Bryn Mawr Classical Review 2017.09.47
Reviewed by James Kierstead, Victoria University of Wellington
- The Gortyn Law Code mandates that an heiress can only marry someone outside her phylē[5] once she has exhausted all the options within it (col. 7.50-8.35). For Grote, this was to ensure a rotation of the powerful office of kosmos among all the city’s great families. The kosmos was rotated through the phylai, and the great families needed to be kept within their phylai if the system was not to be circumvented. The system eventually broke down in the fourth century, probably because the phylai were never equal in power, and the most powerful phylai came to find waiting for office intolerable. The Gortynian phylai also sent members to a Council.
- The situation at Dreros is less clear, but a seventh-century inscription (Koerner no. 91) contains the phrase πόλι ἔϝαδε διαλήσασι πυλᾶσι, ‘the city decided after consulting the phylai.’ Grote takes this to imply that representatives from each phylē met in a deliberative Council, which he identifies with the ‘Twenty of the polis’ mentioned in the famous inscription limiting iteration of the office of kosmos (ML 2).
Footnotes
- ↑ Online Bible Concordance, Winterbourne, Ontario, Canada. See Thayers Lexicon.
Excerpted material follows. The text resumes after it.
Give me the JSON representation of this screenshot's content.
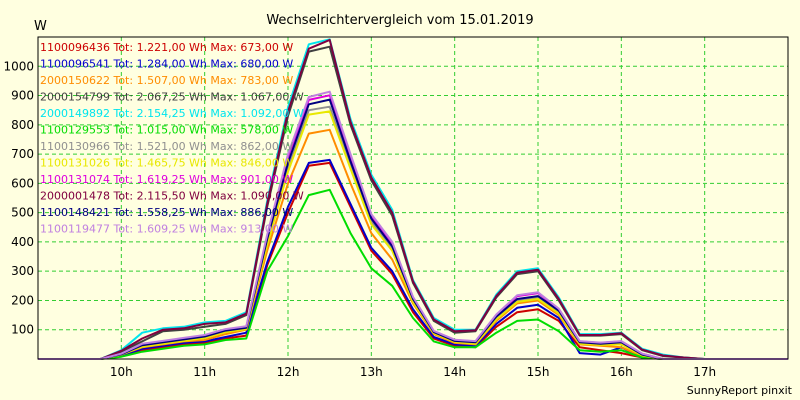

- ↑ “For example, a very early constitutional inscription shows that 7th-century Drerus on Crete prohibited tenure of the office of kosmos—a local magistracy—until 10 years had elapsed since a man’s last tenure.) That is a refreshing approach and surely contains some truth. “ The Later Archaic Periods, The rise of the tyrants https://www.britannica.com/place/ancient-Greece/The-later-Archaic-periods
- ↑ John Burnet's Early Greek Philosophy: Section A: Introduction
- ↑ Gortyn is an archaeological site on the Mediterranean island of Crete
- ↑ Phyle is an ancient Greek term for clan or tribe. They were usually ruled by a basileus. Some of them can be classified by their geographic location: the Geleontes, the Argadeis, the Hopletes, and the Agikoreis, in Ionia; the Hylleans, the Pamphyles, the Dymanes, in the Dorian region.